On the macro scale Midnight Mass is about the lives of a gated community of Crockett Island which gets interminably changed by the arrival of a mysterious priest, and the supernatural events occurring in tandem with said priest's arrival. Revelation of too much would not only be a spoiler, it would actively hamper your enjoyment of seeing how Flanagan and his team of writers utilize a pulpy horror premise to craft a slow burn story into the unraveling of humanity itself.

That's where Midnight Mass shines. Flanagan's exploration into these characters and their nuances ensures that at no point you start missing the external horror you are expecting to experience. He sprinkles those moments each episode, letting it simmer, until the external and internal horror boil over into a controlled cacophony. The storytelling is controlled to an enviable level, and by the time the events in St. Patrick's Church occur in the 6th episode, you are horrified because you are witnessing something similar to the Jamestown Massacre, an event which is very real, and it is no coincidence that the religious ideology showed here, its transformation resembles a hardened cult.

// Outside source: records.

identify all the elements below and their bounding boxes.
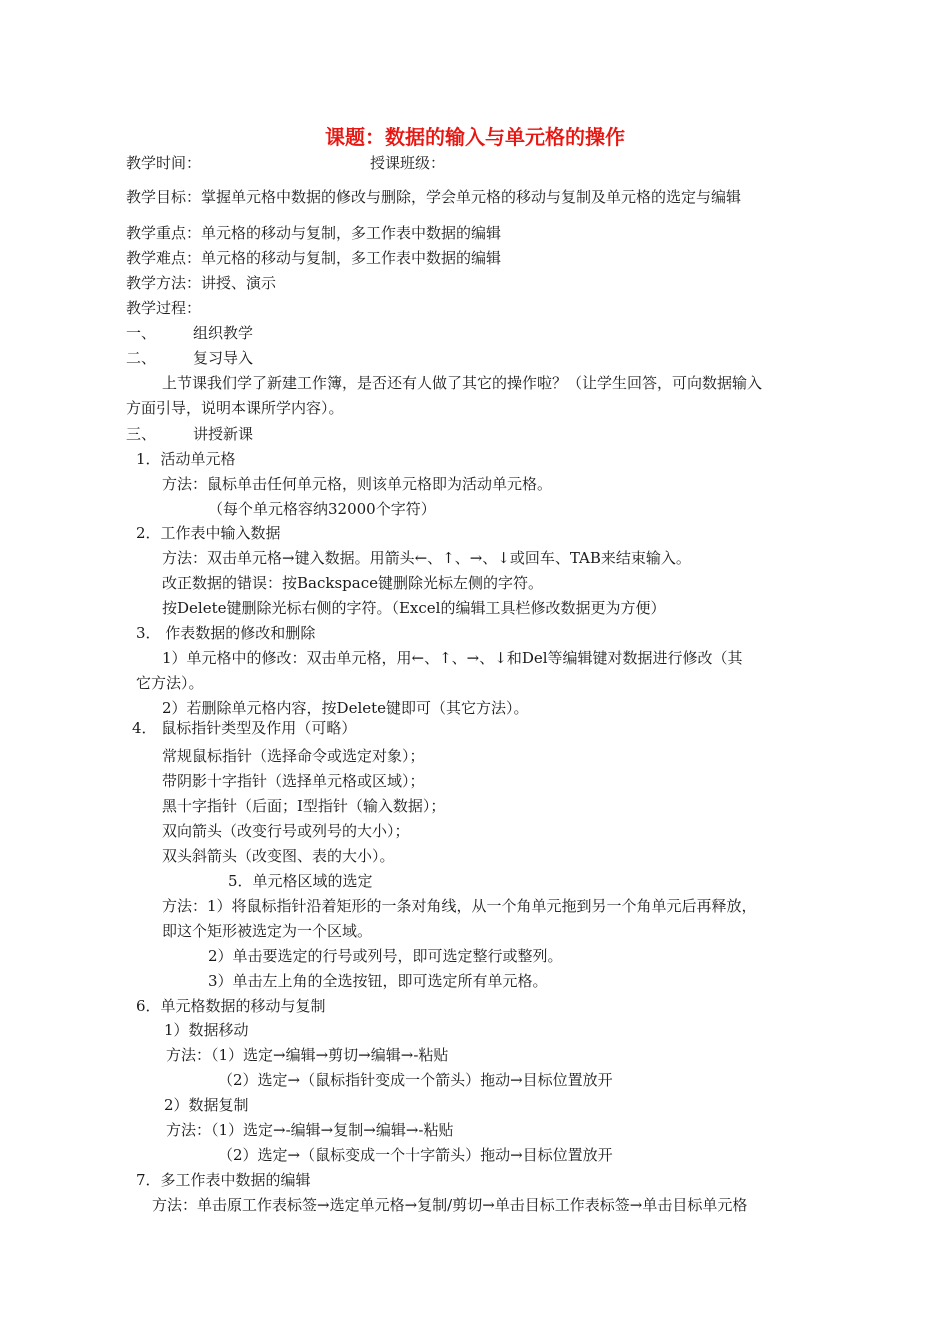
point-text: 1）单元格中的修改：双击单元格，用←、↑、→、↓和Del等编辑键对数据进行修改（其 xyxy=(162,649,743,667)
point-heading: 4． 鼠标指针类型及作用（可略） xyxy=(132,719,357,737)
point-heading: 3． 作表数据的修改和删除 xyxy=(136,624,316,642)
point-heading: 7．多工作表中数据的编辑 xyxy=(136,1171,311,1189)
section-number: 三、 xyxy=(126,425,157,443)
teaching-key-point: 教学重点：单元格的移动与复制，多工作表中数据的编辑 xyxy=(126,224,502,242)
point-text: 按Delete键删除光标右侧的字符。（Excel的编辑工具栏修改数据更为方便） xyxy=(162,599,666,617)
review-paragraph-line: 上节课我们学了新建工作簿，是否还有人做了其它的操作啦？（让学生回答，可向数据输入 xyxy=(162,374,763,392)
point-text: 方法：（1）选定→-编辑→复制→编辑→-粘贴 xyxy=(166,1121,454,1139)
teaching-method: 教学方法：讲授、演示 xyxy=(126,274,277,292)
teaching-time-label: 教学时间： xyxy=(126,154,202,172)
point-text: 方法：1）将鼠标指针沿着矩形的一条对角线，从一个角单元拖到另一个角单元后再释放， xyxy=(162,897,757,915)
point-text: 改正数据的错误：按Backspace键删除光标左侧的字符。 xyxy=(162,574,543,592)
point-text: 方法：鼠标单击任何单元格，则该单元格即为活动单元格。 xyxy=(162,475,553,493)
section-number: 二、 xyxy=(126,349,157,367)
point-heading: 6．单元格数据的移动与复制 xyxy=(136,997,326,1015)
sub-heading: 2）数据复制 xyxy=(164,1096,249,1114)
section-heading: 组织教学 xyxy=(193,324,254,342)
teaching-process: 教学过程： xyxy=(126,299,202,317)
point-text: 2）单击要选定的行号或列号，即可选定整行或整列。 xyxy=(208,947,563,965)
point-text: 方法：双击单元格→键入数据。用箭头←、↑、→、↓或回车、TAB来结束输入。 xyxy=(162,549,691,567)
section-heading: 复习导入 xyxy=(193,349,254,367)
point-text: 3）单击左上角的全选按钮，即可选定所有单元格。 xyxy=(208,972,548,990)
teaching-goal: 教学目标：掌握单元格中数据的修改与删除，学会单元格的移动与复制及单元格的选定与编辑 xyxy=(126,188,742,206)
point-text: 方法：（1）选定→编辑→剪切→编辑→-粘贴 xyxy=(166,1046,449,1064)
pointer-type-item: 双头斜箭头（改变图、表的大小）。 xyxy=(162,847,395,865)
section-number: 一、 xyxy=(126,324,157,342)
point-text: 方法：单击原工作表标签→选定单元格→复制/剪切→单击目标工作表标签→单击目标单元格 xyxy=(152,1196,748,1214)
class-label: 授课班级： xyxy=(370,154,446,172)
review-paragraph-line: 方面引导，说明本课所学内容）。 xyxy=(126,399,344,417)
point-heading: 5．单元格区域的选定 xyxy=(228,872,373,890)
point-text: （2）选定→（鼠标指针变成一个箭头）拖动→目标位置放开 xyxy=(218,1071,613,1089)
page-title: 课题：数据的输入与单元格的操作 xyxy=(325,125,625,149)
point-heading: 1．活动单元格 xyxy=(136,450,236,468)
pointer-type-item: 带阴影十字指针（选择单元格或区域）； xyxy=(162,772,425,790)
sub-heading: 1）数据移动 xyxy=(164,1021,249,1039)
point-heading: 2．工作表中输入数据 xyxy=(136,524,281,542)
point-text: 它方法）。 xyxy=(136,674,204,692)
section-heading: 讲授新课 xyxy=(193,425,254,443)
pointer-type-item: 双向箭头（改变行号或列号的大小）； xyxy=(162,822,410,840)
point-text: （每个单元格容纳32000个字符） xyxy=(208,500,436,518)
pointer-type-item: 常规鼠标指针（选择命令或选定对象）； xyxy=(162,747,425,765)
point-text: 即这个矩形被选定为一个区域。 xyxy=(162,922,373,940)
point-text: （2）选定→（鼠标变成一个十字箭头）拖动→目标位置放开 xyxy=(218,1146,613,1164)
point-text: 2）若删除单元格内容，按Delete键即可（其它方法）。 xyxy=(162,699,529,717)
pointer-type-item: 黑十字指针（后面；I型指针（输入数据）； xyxy=(162,797,446,815)
teaching-difficulty: 教学难点：单元格的移动与复制，多工作表中数据的编辑 xyxy=(126,249,502,267)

Universally solid acting across the board, there are couple of standouts here. Rahul Kohli as Sheriff Hassan, a Muslim Sheriff fighting off racism with poise and dignity, shines in the recurring role he has. His monologue in the 6th episode is one of the most sensible and comprehensive viewpoint about a changed perspective on religion I had seen in recent years. On the flip side is Samantha Sloyan as Bev Keane, who signifies the zealous and overbearing side of religious extremism, with another version of poise and dignity that would make your skin crawl. The show applies subtle visual flairs - the camera angles as well as the lighting during the conversation scenes reminds you of a play, one of the primary reasons why the human drama is so compelling.

The road to apotheosis leads to deals with devil, angels and demons are interchangeable, and the screenplay subversion with visual imagery, all of these creates a story which is both profound as well as primal, its horror both creeping with dread and visceral, all the while church choirs sing about joy to the world. If that's not subversion, what is?